Ongoing Student Concerns
Though not linked to the presidential search, WPI students have also been trying to get the attention of both the WPI administration and the Board of Trustees regarding mental health issues on campus. The points raised in an online petition titled “Address Root Causes of the Mental Health Crisis at WPI” reflect some of the same concerns raised by faculty members.
The six points raised in the petition include the “unsustainable growth” of WPI’s student body, students not receiving the meaningful education they came to WPI for, an administrative response to recent tragedies that has been “inconsistent and trauma inducing,” communication tactics that are “out of touch and unproductive,” the need to redefine success at WPI among a “culture of overwork,” and investment in spaces where students can forge social connections.

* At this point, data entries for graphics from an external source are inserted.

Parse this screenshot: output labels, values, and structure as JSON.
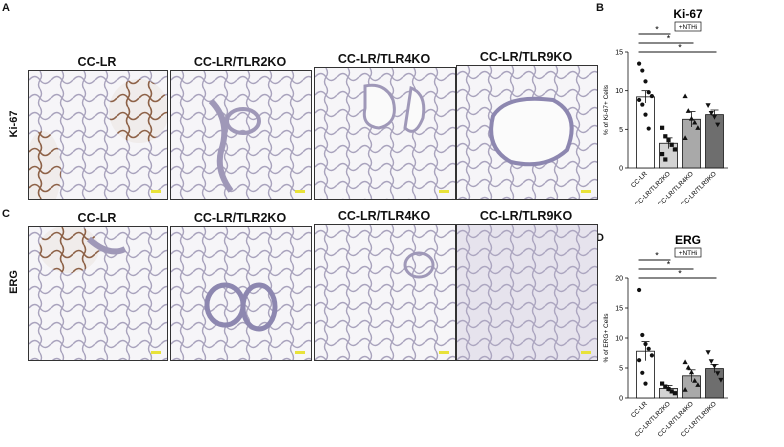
{
  "panels": {
    "A": {
      "letter": "A",
      "row_label": "Ki-67"
    },
    "C": {
      "letter": "C",
      "row_label": "ERG"
    },
    "B": {
      "letter": "B"
    },
    "D": {
      "letter": "D"
    }
  },
  "column_headers": [
    "CC-LR",
    "CC-LR/TLR2KO",
    "CC-LR/TLR4KO",
    "CC-LR/TLR9KO"
  ],
  "colors": {
    "stain_brown": "#8a5a3a",
    "stain_blue": "#8a86b8",
    "tissue": "#d9d3de",
    "scale_bar": "#e8e23a"
  },
  "chart_data": [
    {
      "type": "bar",
      "title": "Ki-67",
      "subtitle": "+NTHi",
      "ylabel": "% of Ki-67+ Cells",
      "ylim": [
        0,
        15
      ],
      "yticks": [
        0,
        5,
        10,
        15
      ],
      "categories": [
        "CC-LR",
        "CC-LR/TLR2KO",
        "CC-LR/TLR4KO",
        "CC-LR/TLR9KO"
      ],
      "values": [
        9.2,
        3.2,
        6.3,
        6.9
      ],
      "errors": [
        0.8,
        0.7,
        1.0,
        0.6
      ],
      "bar_colors": [
        "#ffffff",
        "#d3d3d3",
        "#a9a9a9",
        "#6e6e6e"
      ],
      "markers": [
        "circle",
        "square",
        "triangle-up",
        "triangle-down"
      ],
      "points": [
        [
          13.5,
          12.6,
          11.2,
          9.8,
          9.3,
          8.8,
          8.2,
          6.9,
          5.1
        ],
        [
          5.2,
          4.1,
          3.6,
          3.0,
          2.4,
          1.8,
          1.1
        ],
        [
          9.3,
          7.4,
          6.4,
          5.9,
          5.2,
          3.9
        ],
        [
          8.1,
          7.1,
          6.6,
          5.6
        ]
      ],
      "significance": [
        {
          "from": 0,
          "to": 1,
          "label": "*"
        },
        {
          "from": 0,
          "to": 2,
          "label": "*"
        },
        {
          "from": 0,
          "to": 3,
          "label": "*"
        }
      ]
    },
    {
      "type": "bar",
      "title": "ERG",
      "subtitle": "+NTHi",
      "ylabel": "% of ERG+ Cells",
      "ylim": [
        0,
        20
      ],
      "yticks": [
        0,
        5,
        10,
        15,
        20
      ],
      "categories": [
        "CC-LR",
        "CC-LR/TLR2KO",
        "CC-LR/TLR4KO",
        "CC-LR/TLR9KO"
      ],
      "values": [
        7.8,
        1.6,
        3.7,
        4.9
      ],
      "errors": [
        1.6,
        0.5,
        1.0,
        0.7
      ],
      "bar_colors": [
        "#ffffff",
        "#d3d3d3",
        "#a9a9a9",
        "#6e6e6e"
      ],
      "markers": [
        "circle",
        "square",
        "triangle-up",
        "triangle-down"
      ],
      "points": [
        [
          18.0,
          10.5,
          9.0,
          8.2,
          7.1,
          6.3,
          4.2,
          2.4
        ],
        [
          2.4,
          1.9,
          1.5,
          1.1,
          0.8
        ],
        [
          6.0,
          5.1,
          4.3,
          2.9,
          2.2,
          1.4
        ],
        [
          7.6,
          6.1,
          5.3,
          4.1,
          3.0
        ]
      ],
      "significance": [
        {
          "from": 0,
          "to": 1,
          "label": "*"
        },
        {
          "from": 0,
          "to": 2,
          "label": "*"
        },
        {
          "from": 0,
          "to": 3,
          "label": "*"
        }
      ]
    }
  ]
}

The petition asks trustees to provide an action plan or responses to all six points raised.
The Search Process
With Leshin departing WPI at the end of the academic year to take a position at the National Aeronautics and Space Administration’s Jet Propulsion Laboratory, the Board of Trustees appointed senior vice president and provost Winston “Wole” Soboyejo interim president while the search for Leshin’s successor continues.
As faculty weigh in on their hopes for the search process, Sally Mason, a search consultant for the Association of Governing Boards, said, “This is the time for their voices to be heard.”
Mason, who is president emerita of the University of Iowa, said it is expected that faculty members will have a say in the process of presidential searches.
“A lot of times, the faculty have been at those institutions for decades,” Mason said. “Many of them have a strong vested interest in who the president is and what the president represents because in many cases faculty feel that the president is representing them as part of the institution as well.”
Armand Alacbay, vice president of trustee and government affairs for the American Council of Trustees and Alumni, a nonprofit and advocacy group that favors a traditional college curriculum, said that it’s common for faculty members to make their voices heard amid a presidential search. He described faculty as one of the key constituencies that trustees should listen to as they conduct the search.
Regarding the issues raised by faculty in the two letters sent to trustees and the student petition, Alacbay said that well-informed trustees should already be aware that such issues exist.
“None of these things should be surprises to a well-informed board,” Alacbay said. “Regardless of whether they’re in the middle of a presidential search or not, boards should have a very good idea of how the institution’s constituencies feel about the state of being on campus.”
The tragedies experienced at WPI—seven student deaths in less than a year, with at least three of those being suicides—are significant. Student mental health challenges have been exacerbated by the pandemic, as widely reported, but so have other issues, Alacbay said. Even the challenges of day-to-day operations have proven more difficult during the pandemic. Such pressure, Alacbay suggested, adds more weight to already demanding leadership roles.
“I think the pandemic has put unprecedented pressures on governing boards and presidents,” Alacbay said. “I certainly wouldn’t want to be an incoming college president in 2022.”
(This story has been updated to correct the spelling of Arman Alacbay's name.)